Leavitt was the second keynote speaker of the morning; he followed Clayton Christensen, the Robert and Jane Cizik Professor of Business Administration at the Harvard Business School, and best-selling author of The Innovator’s Dilemma, The Innovator’s Prescription, and several other books that helped popularize the concept of disruptive innovation. Christensen articulated the phases of a cycle that he told his audience naturally takes place in every area of innovation, one in which early centralization of efforts and control ultimately gives way to a sustained phase of decentralization.

It is during the phase of decentralization that value evolves forward, Christensen emphasized. For example, he said, the early phase of information technology development that was focused on mainframe computers and then mini-computers naturally gave way in the 1980s and since then to a period, including during the present time, when all sorts of small, innovative players have been able to disrupt current practices and understandings. Unfortunately, Christensen noted, the healthcare industry faces some unique barriers to health system innovation, based on factors unique to it.

For example, he noted, nurse practitioners could readily be trained to provide effective colonoscopies at a lower cost of care from those currently provided by gastroenterologists; but the rigidity of the reimbursement system, which is kept in place through the power of physicians, will not allow for that otherwise-natural disruptive change to take place. It will require policy-level changes, he said, before some of the potentially disruptive innovation that needs to happen to transform healthcare can occur.

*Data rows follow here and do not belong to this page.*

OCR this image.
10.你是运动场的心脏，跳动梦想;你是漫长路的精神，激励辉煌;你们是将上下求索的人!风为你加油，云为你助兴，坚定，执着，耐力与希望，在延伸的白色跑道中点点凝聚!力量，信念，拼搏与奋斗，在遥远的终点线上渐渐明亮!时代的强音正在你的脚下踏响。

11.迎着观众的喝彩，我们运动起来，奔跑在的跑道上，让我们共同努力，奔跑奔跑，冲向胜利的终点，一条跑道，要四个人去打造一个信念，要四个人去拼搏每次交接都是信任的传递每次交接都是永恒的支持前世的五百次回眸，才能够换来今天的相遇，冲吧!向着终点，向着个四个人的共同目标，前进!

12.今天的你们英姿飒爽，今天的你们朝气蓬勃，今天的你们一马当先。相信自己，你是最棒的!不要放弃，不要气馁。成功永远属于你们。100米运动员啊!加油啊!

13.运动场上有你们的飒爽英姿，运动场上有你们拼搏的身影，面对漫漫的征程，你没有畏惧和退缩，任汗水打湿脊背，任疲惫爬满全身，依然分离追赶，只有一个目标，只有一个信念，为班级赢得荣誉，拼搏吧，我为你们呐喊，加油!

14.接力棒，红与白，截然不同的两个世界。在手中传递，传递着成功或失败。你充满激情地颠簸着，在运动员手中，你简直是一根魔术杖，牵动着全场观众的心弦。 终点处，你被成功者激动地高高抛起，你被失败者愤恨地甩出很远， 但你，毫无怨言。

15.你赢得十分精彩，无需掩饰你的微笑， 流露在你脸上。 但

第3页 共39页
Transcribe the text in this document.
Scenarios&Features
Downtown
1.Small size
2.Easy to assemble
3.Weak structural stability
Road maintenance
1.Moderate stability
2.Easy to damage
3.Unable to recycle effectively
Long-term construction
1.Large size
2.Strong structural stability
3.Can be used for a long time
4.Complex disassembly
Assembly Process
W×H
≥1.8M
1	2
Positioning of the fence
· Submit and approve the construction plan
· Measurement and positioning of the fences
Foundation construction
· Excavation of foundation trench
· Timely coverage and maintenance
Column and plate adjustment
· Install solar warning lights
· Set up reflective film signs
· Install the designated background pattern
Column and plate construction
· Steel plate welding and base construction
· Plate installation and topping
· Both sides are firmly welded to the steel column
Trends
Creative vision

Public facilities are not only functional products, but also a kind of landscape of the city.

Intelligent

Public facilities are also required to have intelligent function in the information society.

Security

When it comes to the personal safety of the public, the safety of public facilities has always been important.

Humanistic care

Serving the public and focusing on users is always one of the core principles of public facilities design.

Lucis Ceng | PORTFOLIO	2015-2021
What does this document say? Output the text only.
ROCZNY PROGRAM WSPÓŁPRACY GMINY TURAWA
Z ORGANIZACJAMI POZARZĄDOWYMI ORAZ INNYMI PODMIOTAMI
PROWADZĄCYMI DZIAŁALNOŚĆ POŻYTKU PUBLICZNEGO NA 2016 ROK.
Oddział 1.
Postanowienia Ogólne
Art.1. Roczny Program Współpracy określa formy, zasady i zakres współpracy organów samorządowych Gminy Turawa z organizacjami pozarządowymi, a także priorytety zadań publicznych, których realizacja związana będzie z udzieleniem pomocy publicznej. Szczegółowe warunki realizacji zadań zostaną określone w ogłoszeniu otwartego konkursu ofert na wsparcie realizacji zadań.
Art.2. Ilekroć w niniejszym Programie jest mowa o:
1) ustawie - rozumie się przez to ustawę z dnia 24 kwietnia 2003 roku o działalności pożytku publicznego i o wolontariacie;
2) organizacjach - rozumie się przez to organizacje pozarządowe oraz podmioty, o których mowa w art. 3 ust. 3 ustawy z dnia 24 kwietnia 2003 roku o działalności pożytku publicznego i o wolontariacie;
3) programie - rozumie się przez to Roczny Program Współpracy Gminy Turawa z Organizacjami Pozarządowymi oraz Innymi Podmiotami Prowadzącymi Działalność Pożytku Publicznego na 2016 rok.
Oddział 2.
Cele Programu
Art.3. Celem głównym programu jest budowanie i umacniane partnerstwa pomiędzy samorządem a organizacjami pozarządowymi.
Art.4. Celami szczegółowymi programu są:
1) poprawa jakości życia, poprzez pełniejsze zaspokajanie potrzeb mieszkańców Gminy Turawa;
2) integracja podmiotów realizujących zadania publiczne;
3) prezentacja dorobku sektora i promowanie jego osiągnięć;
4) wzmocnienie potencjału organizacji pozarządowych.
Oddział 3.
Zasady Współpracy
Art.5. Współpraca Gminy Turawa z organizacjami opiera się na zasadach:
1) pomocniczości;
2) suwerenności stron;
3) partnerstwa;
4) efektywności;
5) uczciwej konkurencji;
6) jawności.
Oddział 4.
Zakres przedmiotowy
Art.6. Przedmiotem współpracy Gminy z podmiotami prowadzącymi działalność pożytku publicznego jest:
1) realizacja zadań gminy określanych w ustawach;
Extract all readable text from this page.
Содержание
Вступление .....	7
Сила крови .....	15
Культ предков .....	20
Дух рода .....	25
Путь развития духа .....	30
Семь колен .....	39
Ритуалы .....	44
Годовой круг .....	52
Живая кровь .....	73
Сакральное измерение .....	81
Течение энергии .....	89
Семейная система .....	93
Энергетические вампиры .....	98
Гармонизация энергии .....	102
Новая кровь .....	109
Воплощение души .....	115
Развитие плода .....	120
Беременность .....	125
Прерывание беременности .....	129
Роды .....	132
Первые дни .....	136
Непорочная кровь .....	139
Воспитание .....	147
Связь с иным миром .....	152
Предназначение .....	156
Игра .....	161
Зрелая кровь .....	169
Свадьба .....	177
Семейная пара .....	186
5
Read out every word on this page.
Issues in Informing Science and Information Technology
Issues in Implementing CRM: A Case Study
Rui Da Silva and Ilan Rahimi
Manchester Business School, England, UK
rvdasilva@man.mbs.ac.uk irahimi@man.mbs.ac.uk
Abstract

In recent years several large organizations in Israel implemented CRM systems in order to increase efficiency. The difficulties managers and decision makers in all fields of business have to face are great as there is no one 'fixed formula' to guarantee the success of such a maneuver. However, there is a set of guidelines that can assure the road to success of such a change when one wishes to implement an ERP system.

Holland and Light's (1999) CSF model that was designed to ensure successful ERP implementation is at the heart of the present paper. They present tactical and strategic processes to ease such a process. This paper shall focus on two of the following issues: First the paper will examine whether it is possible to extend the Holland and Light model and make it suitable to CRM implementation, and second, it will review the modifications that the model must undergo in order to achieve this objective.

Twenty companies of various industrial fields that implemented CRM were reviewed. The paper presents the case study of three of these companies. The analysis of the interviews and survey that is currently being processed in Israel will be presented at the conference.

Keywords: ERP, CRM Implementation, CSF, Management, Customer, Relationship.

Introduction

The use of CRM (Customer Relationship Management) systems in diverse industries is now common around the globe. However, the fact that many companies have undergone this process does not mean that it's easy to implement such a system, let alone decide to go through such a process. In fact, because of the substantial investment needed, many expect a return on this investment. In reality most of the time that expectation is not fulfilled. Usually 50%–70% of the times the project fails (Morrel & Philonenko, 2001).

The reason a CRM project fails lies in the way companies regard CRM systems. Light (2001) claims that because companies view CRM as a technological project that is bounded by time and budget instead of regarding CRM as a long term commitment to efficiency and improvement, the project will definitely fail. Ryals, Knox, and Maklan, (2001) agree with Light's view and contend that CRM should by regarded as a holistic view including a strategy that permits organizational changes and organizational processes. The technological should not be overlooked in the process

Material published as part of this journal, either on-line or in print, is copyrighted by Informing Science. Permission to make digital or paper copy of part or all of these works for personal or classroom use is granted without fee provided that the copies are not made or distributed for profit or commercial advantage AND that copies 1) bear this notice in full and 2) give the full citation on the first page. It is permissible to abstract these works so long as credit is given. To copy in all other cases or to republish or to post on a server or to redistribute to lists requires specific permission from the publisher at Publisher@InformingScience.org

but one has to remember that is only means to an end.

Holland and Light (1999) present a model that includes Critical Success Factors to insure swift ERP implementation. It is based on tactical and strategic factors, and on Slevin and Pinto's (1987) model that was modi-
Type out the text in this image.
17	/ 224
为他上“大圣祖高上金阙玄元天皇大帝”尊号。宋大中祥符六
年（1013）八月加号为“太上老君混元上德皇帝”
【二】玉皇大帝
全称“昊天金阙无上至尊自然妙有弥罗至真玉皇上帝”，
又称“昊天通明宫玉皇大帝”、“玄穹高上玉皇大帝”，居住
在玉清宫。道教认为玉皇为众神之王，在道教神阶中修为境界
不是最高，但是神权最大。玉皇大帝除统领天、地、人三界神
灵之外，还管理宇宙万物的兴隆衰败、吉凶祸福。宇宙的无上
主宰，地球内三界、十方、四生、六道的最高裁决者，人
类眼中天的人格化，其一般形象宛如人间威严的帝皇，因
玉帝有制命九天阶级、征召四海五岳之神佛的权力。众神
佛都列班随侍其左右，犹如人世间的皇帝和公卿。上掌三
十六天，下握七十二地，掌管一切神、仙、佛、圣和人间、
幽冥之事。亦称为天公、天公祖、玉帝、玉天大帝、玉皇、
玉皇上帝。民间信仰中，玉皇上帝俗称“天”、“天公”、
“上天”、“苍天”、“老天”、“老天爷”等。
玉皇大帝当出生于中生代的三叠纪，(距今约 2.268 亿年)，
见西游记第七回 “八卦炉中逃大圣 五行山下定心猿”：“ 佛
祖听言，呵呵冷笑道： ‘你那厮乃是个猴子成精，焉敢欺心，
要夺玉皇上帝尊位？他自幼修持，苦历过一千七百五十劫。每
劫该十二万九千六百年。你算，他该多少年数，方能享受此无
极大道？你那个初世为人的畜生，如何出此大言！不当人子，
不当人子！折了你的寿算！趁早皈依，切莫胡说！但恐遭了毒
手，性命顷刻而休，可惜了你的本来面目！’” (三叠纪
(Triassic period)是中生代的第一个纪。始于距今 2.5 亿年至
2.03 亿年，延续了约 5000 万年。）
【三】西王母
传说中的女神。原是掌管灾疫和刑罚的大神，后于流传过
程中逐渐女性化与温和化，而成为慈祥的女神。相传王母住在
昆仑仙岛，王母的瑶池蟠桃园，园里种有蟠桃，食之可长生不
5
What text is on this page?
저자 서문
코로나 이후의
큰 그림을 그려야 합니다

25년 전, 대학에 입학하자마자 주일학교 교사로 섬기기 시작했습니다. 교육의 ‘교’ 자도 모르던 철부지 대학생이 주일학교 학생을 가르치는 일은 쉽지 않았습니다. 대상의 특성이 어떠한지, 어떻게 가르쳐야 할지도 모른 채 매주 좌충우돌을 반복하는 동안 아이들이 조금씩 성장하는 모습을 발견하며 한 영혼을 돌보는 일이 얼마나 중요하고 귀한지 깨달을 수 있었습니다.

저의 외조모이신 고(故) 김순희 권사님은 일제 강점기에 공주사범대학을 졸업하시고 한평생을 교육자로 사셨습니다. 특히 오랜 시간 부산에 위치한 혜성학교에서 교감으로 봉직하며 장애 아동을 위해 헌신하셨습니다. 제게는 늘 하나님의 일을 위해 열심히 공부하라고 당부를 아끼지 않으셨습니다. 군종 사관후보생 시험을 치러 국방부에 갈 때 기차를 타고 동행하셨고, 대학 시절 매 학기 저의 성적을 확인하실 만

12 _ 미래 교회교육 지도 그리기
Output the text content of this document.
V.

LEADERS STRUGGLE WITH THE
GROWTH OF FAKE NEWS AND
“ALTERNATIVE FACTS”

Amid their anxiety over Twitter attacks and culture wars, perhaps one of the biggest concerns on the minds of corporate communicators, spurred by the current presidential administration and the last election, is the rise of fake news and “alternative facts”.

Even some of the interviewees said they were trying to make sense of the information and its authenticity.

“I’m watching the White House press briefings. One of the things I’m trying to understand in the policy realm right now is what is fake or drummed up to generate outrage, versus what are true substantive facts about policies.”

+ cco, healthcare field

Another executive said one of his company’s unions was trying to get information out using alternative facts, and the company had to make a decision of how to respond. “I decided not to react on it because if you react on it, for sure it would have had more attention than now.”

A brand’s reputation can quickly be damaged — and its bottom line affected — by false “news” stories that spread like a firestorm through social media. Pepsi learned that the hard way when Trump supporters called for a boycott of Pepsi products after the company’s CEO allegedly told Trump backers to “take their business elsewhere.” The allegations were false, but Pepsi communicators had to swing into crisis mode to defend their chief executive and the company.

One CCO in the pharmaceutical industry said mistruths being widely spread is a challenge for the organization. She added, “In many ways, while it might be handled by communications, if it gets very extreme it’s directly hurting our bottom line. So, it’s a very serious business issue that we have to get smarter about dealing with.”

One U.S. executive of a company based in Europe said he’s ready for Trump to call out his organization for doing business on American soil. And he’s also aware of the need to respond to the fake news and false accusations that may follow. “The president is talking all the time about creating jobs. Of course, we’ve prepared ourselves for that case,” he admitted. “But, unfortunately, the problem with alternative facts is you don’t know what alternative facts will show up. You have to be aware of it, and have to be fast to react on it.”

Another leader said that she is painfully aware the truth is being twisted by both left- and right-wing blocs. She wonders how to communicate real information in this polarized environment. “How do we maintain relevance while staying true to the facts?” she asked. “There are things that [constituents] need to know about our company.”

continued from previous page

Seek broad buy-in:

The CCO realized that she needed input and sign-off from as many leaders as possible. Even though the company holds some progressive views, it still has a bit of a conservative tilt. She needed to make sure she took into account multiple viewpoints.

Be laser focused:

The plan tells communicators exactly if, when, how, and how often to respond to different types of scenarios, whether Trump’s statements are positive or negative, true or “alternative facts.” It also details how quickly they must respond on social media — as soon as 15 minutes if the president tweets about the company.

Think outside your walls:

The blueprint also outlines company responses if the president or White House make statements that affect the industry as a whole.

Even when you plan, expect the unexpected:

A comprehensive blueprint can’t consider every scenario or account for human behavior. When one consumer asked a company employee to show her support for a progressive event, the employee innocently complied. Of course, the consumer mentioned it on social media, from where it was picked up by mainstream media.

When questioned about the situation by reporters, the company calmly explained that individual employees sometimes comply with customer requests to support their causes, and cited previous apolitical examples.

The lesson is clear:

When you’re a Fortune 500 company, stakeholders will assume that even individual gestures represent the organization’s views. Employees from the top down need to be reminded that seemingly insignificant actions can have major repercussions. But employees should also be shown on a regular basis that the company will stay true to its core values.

The Leavitt and Christensen keynote addresses took place during the first full day of formal educational sessions at this year’s Fall CIO Forum. But numerous CHIME members had already been in San Antonio for days, having participated in the well-known CHIME “boot camp” sessions that began on Saturday, Oct. 22, and which twice a year provide less-experienced CIOs and CMIOs with coaching and mentoring from experienced CIOs, in a small-group setting. Meanwhile, the Fall Forum’s educational sessions run through midday Friday, Oct. 28.